Les principales dépenses non professionnelles prises en partie par l'employeur sont :

La loi du 12 mai 2009, dite de « simplification et de clarification du droit et d'allègement des procédures », consacre la possibilité laissée à l'employeur de remettre le bulletin de paie sous forme électronique.
L’article L. 3243-2 du Code du travail dispose que « lors du paiement du salaire, l'employeur remet […] une pièce justificative dite bulletin de paie ».
Il précise qu’« avec l'accord du salarié concerné, cette remise peut être effectuée sous forme électronique, dans des conditions de nature à garantir l'intégrité des données ».
1.1 - L’accord du salarié
L’exigence de l’accord du salarié pour la dématérialisation de la remise du bulletin de paie montre que le législateur reste fidèle à l’idée selon laquelle la disparition du format papier doit être consentie par celui qui en a l’usage.
Cet accord peut prendre la forme d’une clause insérée dans le contrat de travail d’un nouveau salarié.
Faute d’une telle clause, deux questions se posent :
· l’acceptation doit-elle être individuelle ou relève-t-elle d’un accord collectif ?
· Ce choix doit-il être exprimé ou peut-il être tacite ?
Dans le doute et en l’absence de jurisprudence, il semble plus prudent de considérer que l’accord doit être exprimé individuellement et par écrit.

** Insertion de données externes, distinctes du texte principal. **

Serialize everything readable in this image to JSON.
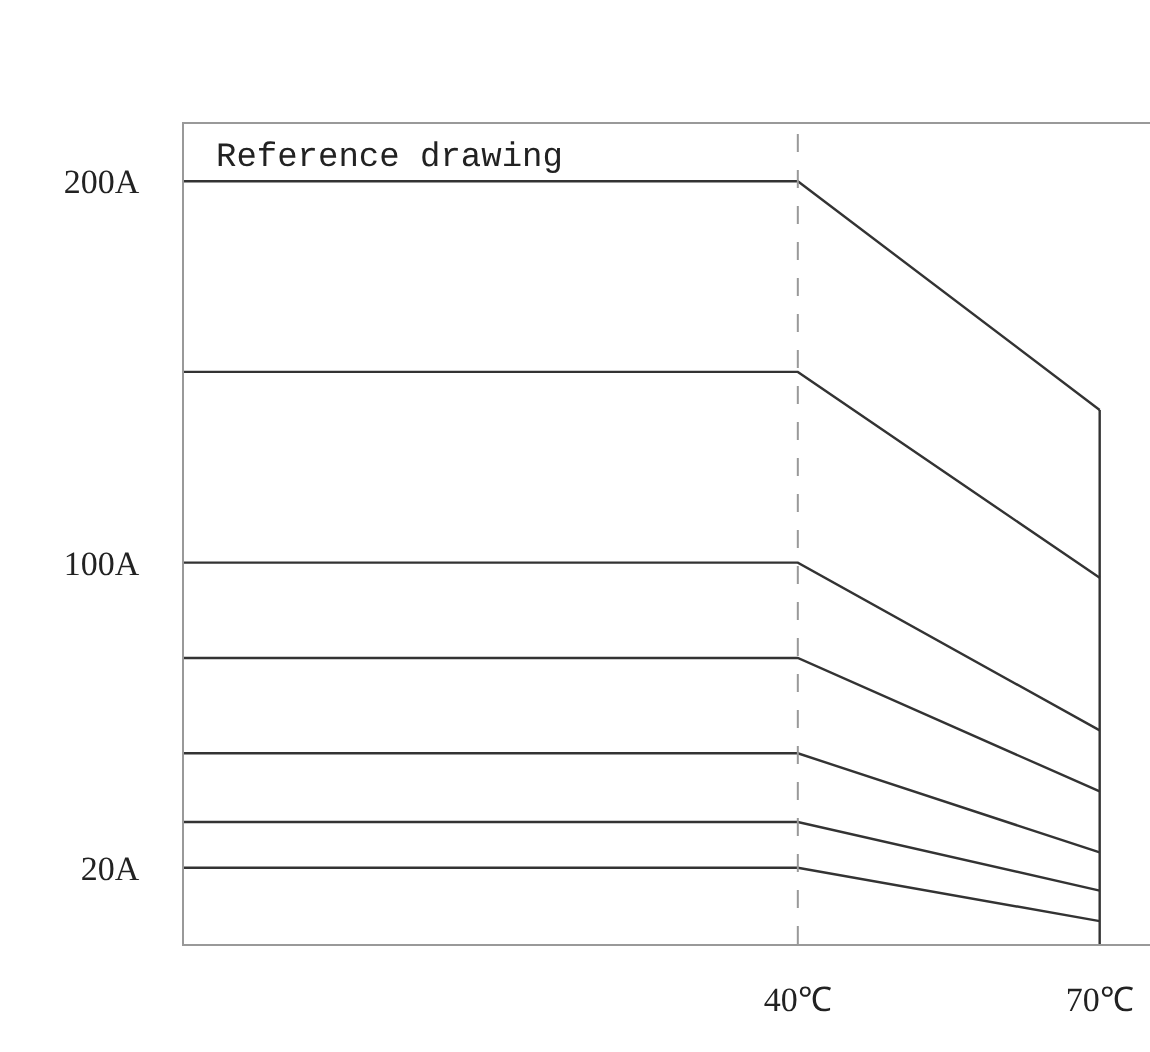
{
  "chart_data": {
    "type": "line",
    "annotations": [
      "Reference drawing"
    ],
    "x": [
      -21,
      40,
      70
    ],
    "series": [
      {
        "color": "#333333",
        "values": [
          200,
          200,
          140
        ]
      },
      {
        "color": "#333333",
        "values": [
          150,
          150,
          96
        ]
      },
      {
        "color": "#333333",
        "values": [
          100,
          100,
          56
        ]
      },
      {
        "color": "#333333",
        "values": [
          75,
          75,
          40
        ]
      },
      {
        "color": "#333333",
        "values": [
          50,
          50,
          24
        ]
      },
      {
        "color": "#333333",
        "values": [
          32,
          32,
          14
        ]
      },
      {
        "color": "#333333",
        "values": [
          20,
          20,
          6
        ]
      },
      {
        "color": "#333333",
        "x": [
          70,
          70
        ],
        "values": [
          0,
          140
        ]
      }
    ],
    "xlim": [
      -21,
      75
    ],
    "xticks": [
      {
        "value": 40,
        "label": "40℃"
      },
      {
        "value": 70,
        "label": "70℃"
      }
    ],
    "ylim": [
      0,
      215
    ],
    "yticks": [
      {
        "value": 20,
        "label": "20A"
      },
      {
        "value": 100,
        "label": "100A"
      },
      {
        "value": 200,
        "label": "200A"
      }
    ],
    "ref_lines": [
      {
        "axis": "x",
        "value": 40,
        "color": "#999999",
        "line_style": "dashed"
      }
    ],
    "grid": false,
    "marker": "none",
    "line_style": "solid"
  }
}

1.2 - La garantie de l’intégrité des données
La loi ne précise pas les moyens de garantir l’intégrité de ces données, conformément au principe de neutralité technologique. Les objectifs à atteindre sont exposés mais sans imposer une solution en particulier.
En pratique, il apparaît que le recours à une signature électronique certifiée du document telle qu’elle est employée pour la facture électronique devrait être considérée comme une garantie suffisante.
Des mécanismes de coffre-fort électronique permettant au salarié de disposer de ses bulletins de paie peuvent également être mis en place.
1.3 – La conservation du bulletin de paie électronique
L’article L. 3243-4 du Code du travail dispose que « l’employeur conserve un double des bulletins de paie des salariés ou les bulletins de paie remis aux salariés sous forme électronique pendant 5 ans ».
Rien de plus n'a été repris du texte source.